HRF'nin araştırmasına göre, bu suçlamalar barışçıl dini faaliyetlere katılımın bir sonucu olarak ortaya çıktı; bu faaliyetler arasında namaz kılma, dini metinler okuma ve sosyal toplantılara katılma yer alıyor. Bu tür faaliyetler uluslararası insan hakları hukuku kapsamında korunsa da, Erdoğan rejimi bu dini uygulamaları "terörist faaliyetler" olarak yeniden tanımlayarak Hizmet ile ilgili her türlü dini pratiği suç saymaya çalışmaktadır."
"ULUSLARARASI STANDARTLAR İHLAL EDİLİYOR"
Yapılan hukuksuz uygulamalara da dikkat çeken HRF "Polisin düzenlediği baskın yalnızca Bayram ailesini hedef almakla kalmadı, aynı zamanda 13 ila 17 yaşları arasındaki 13 kızın daha tutuklanmasına neden oldu. Bu kızlar, polis tarafından psikolojik baskıya maruz bırakılarak aile üyelerine karşı ifade vermeye zorlanıyor ve bu durum, reşit olmayan bireylerin yasal süreçlerde nasıl muamele görmesi gerektiğine ilişkin uluslararası standartları ihlal ediyor.
Ayişe’nin ciddi sağlık sorunları olan annesi, kritik tıbbi tedaviye erişim olmadan hapiste kalmaya devam ediyor. Hapishanedeki sağlık durumunun kötüleşmesi, Erdoğan rejiminin temel insan haklarına ve tutuklular için uluslararası sağlık standartlarına olan saygısızlığını gözler önüne seriyor" değerlendirmesinde bulundu.
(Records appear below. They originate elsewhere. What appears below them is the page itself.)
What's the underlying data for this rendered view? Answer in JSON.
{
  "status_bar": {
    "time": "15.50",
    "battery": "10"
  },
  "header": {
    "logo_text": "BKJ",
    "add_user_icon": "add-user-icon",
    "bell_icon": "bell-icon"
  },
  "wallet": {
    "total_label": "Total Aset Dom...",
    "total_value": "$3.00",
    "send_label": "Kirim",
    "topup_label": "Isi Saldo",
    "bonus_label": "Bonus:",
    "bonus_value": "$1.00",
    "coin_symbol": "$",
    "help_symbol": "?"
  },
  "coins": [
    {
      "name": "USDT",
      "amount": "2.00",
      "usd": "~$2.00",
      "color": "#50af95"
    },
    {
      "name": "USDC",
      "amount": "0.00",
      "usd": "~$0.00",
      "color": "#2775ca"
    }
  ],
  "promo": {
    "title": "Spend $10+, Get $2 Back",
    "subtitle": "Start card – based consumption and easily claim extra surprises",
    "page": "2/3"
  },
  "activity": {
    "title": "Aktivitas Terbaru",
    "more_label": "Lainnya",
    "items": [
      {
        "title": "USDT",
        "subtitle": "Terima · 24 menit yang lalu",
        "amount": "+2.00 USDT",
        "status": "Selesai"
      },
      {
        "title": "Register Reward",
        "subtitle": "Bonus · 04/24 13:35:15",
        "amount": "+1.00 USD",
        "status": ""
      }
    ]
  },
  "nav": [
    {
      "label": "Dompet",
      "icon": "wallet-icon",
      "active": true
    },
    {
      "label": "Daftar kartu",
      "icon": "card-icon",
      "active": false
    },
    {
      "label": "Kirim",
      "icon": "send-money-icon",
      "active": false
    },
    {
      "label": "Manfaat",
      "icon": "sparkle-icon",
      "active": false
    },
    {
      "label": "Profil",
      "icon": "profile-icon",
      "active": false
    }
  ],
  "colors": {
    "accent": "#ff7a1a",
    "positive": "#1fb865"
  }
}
15 TEMMUZ SONRASI UYGULAMALARA DİKKAT ÇEKTİ
HRF açıklamasında 15 Temmuz sonrası AKP iktidarının yaptığı hukuksuzluklara da dikkatleri çekti. AKP'nin din ve inanç özgürlüğü hakkını ihlal ettiğini vurguladı. Paylaşımında;
"2016’daki darbe girişiminden bu yana, Erdoğan rejimi Hizmet lideri Fethullah Gülen'i takip eden askeri yetkilileri suçlamakla kalmadı, aynı zamanda Hizmet ile bağlantılı barışçıl dini pratikleri veya Hizmet okullarında eğitim görmeyi de hedef alarak terörle mücadele yasalarını genişletti. Bu yasaların sistematik olarak dini uygulamaları kovuşturmak amacıyla kötüye kullanılması, Türkiye’nin uluslararası insan hakları hukuku kapsamındaki yükümlülüklerini, özellikle din ve inanç özgürlüğü hakkını ihlal etmektedir" dedi.
HRF ayrıca kız çocuklarına yönelik suçlamaların bir an önce düşürülmesi için de çağrı yaptı. "HRF, Erdoğan rejiminin ifade ve örgütlenme özgürlüklerini kısıtlamak için terörle mücadele yasalarını kötüye kullanmasını kınıyor. Ayişe Züleyha Bayram, ailesi ve barışçıl dini faaliyetlere dayalı olarak suçlanan diğer kişilere yönelik tüm suçlamaların derhal düşürülmesini talep ediyoruz.
HRF, uluslararası toplumu bu ihlalleri kınamaya ve Türk halkının din özgürlüğü hakkı ile dayanışma içinde durmaya çağırıyor" ifadelerini kullandı.